For general \(\lambda\), TD errors also telescope to \(\lambda\)-error, \(G_t^\lambda-V(S_t)\)

Consider an episode where \(s\) is visited once at time-step \(k\), TD(\(\lambda\)) eligibility trace discounts time since visit, \[
E_t(s) = \gamma\lambda E_{t-1}(s)+1(S_t = s) =
\begin{cases}
0, & \mbox{if }t<k \\
(\gamma\lambda)^{t-k}, & \mbox{if }t≥k
\end{cases}
\] Backward TD(\(\lambda\)) updates accumulate error *online* \[
\sum^{T-1}_{t=1}\alpha\delta_tE_t(s)=\alpha\sum^{T-1}_{t=k}(\gamma\lambda)^{t-k}\delta_t = \alpha(G_k^\lambda-V(S_k))
\] By end of episode it accumulates total error for \(\lambda\)-return.

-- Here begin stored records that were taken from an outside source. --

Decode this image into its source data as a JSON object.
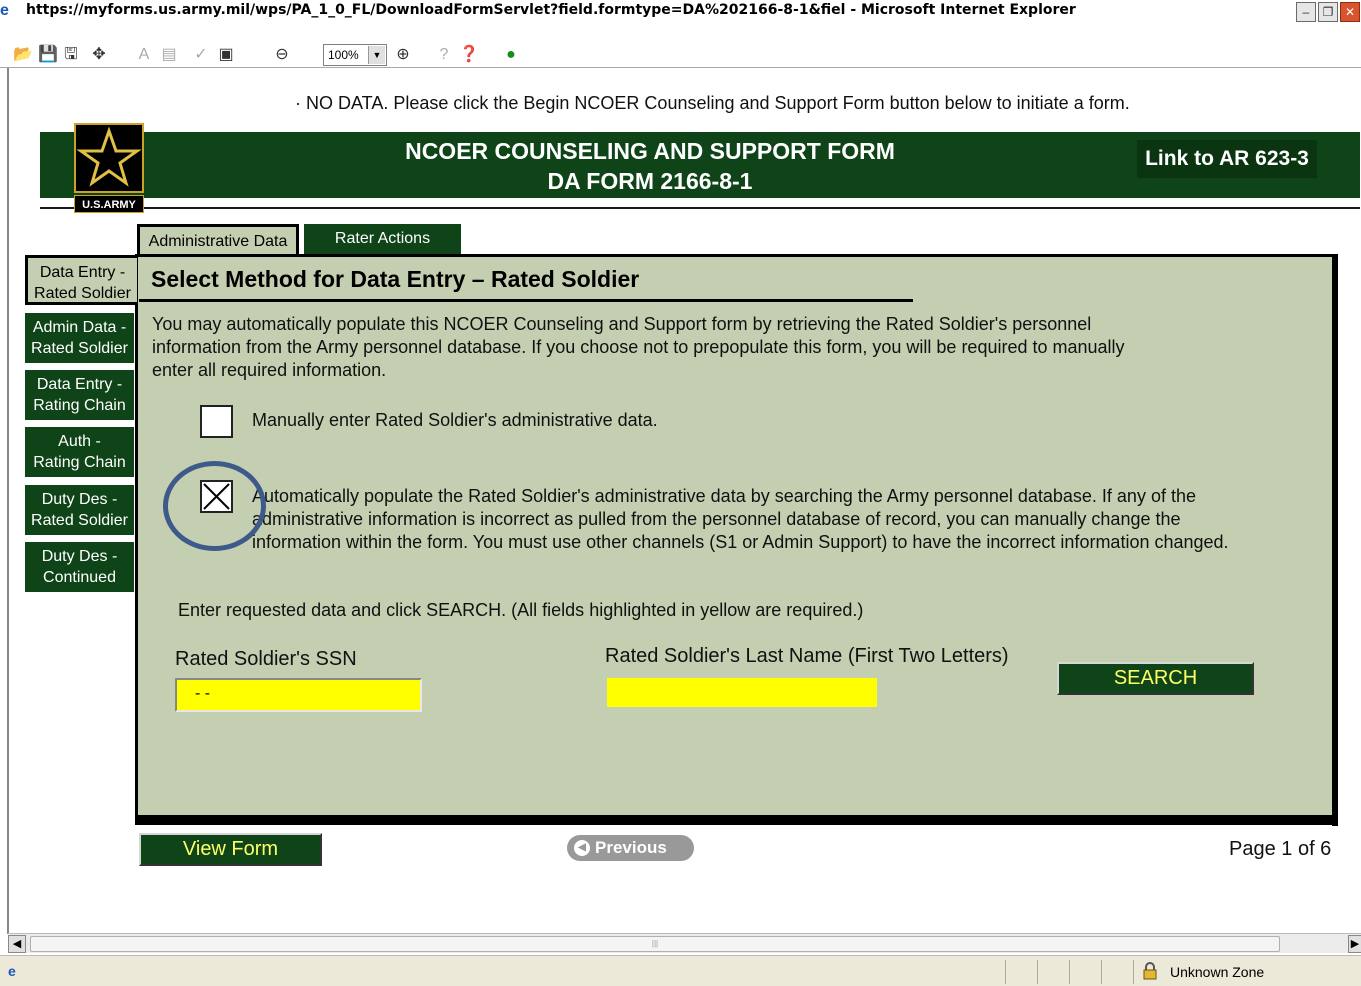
{
  "browser": {
    "title": "https://myforms.us.army.mil/wps/PA_1_0_FL/DownloadFormServlet?field.formtype=DA%202166-8-1&fiel - Microsoft Internet Explorer",
    "zoom": "100%",
    "status_zone": "Unknown Zone"
  },
  "notice": "· NO DATA. Please click the Begin NCOER Counseling and Support Form button below to initiate a form.",
  "banner": {
    "logo_text": "U.S.ARMY",
    "title_line1": "NCOER COUNSELING AND SUPPORT FORM",
    "title_line2": "DA FORM 2166-8-1",
    "link": "Link to AR 623-3"
  },
  "tabs": [
    {
      "label": "Administrative Data",
      "active": true
    },
    {
      "label": "Rater Actions",
      "active": false
    }
  ],
  "sidebar": {
    "items": [
      {
        "line1": "Data Entry -",
        "line2": "Rated Soldier",
        "active": true
      },
      {
        "line1": "Admin Data -",
        "line2": "Rated Soldier",
        "active": false
      },
      {
        "line1": "Data Entry -",
        "line2": "Rating Chain",
        "active": false
      },
      {
        "line1": "Auth -",
        "line2": "Rating Chain",
        "active": false
      },
      {
        "line1": "Duty Des -",
        "line2": "Rated Soldier",
        "active": false
      },
      {
        "line1": "Duty Des -",
        "line2": "Continued",
        "active": false
      }
    ]
  },
  "main": {
    "heading": "Select Method for Data Entry – Rated Soldier",
    "intro": "You may automatically populate this NCOER Counseling and Support form by retrieving the Rated Soldier's personnel information from the Army personnel database.  If you choose not to prepopulate this form, you will be required to manually enter all required information.",
    "option_manual": {
      "label": "Manually enter Rated Soldier's administrative data.",
      "checked": false
    },
    "option_auto": {
      "label": "Automatically populate the Rated Soldier's administrative data by searching the Army personnel database.  If any of the administrative information is incorrect as pulled from the personnel database of record, you can manually change the information within the form. You must use other channels (S1 or Admin Support) to have the incorrect information changed.",
      "checked": true
    },
    "instructions": "Enter requested data and click SEARCH. (All fields highlighted in yellow are required.)",
    "ssn_label": "Rated Soldier's SSN",
    "ssn_value": "- -",
    "lastname_label": "Rated Soldier's Last Name (First Two Letters)",
    "lastname_value": "",
    "search_label": "SEARCH"
  },
  "footer": {
    "view_form_label": "View Form",
    "previous_label": "Previous",
    "page_indicator": "Page 1 of 6"
  },
  "colors": {
    "army_green": "#0f4418",
    "panel_bg": "#c4cfb1",
    "required_yellow": "#ffff00",
    "annotation_ring": "#3e5a8a"
  }
}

For multiple visits to \(s\), \(E_t(s)\) accumulates many errors.

**Offline** Updates

- Updates are accumulated within episode but applied in batch at the end of episode

**Online** Updates

- TD(\(\lambda\)) updates are applied online at each step within episode, forward and backward view TD(\(\lambda\)) are slightly different.

In summary,

- Forward view provides
**theory** - Backward view provids
**mechanism**- update online, every step, from incomplete sequences

This lecture just talks about how to evaluate a policy given an unknown MDP. Next lecture will introduce Model-free Control.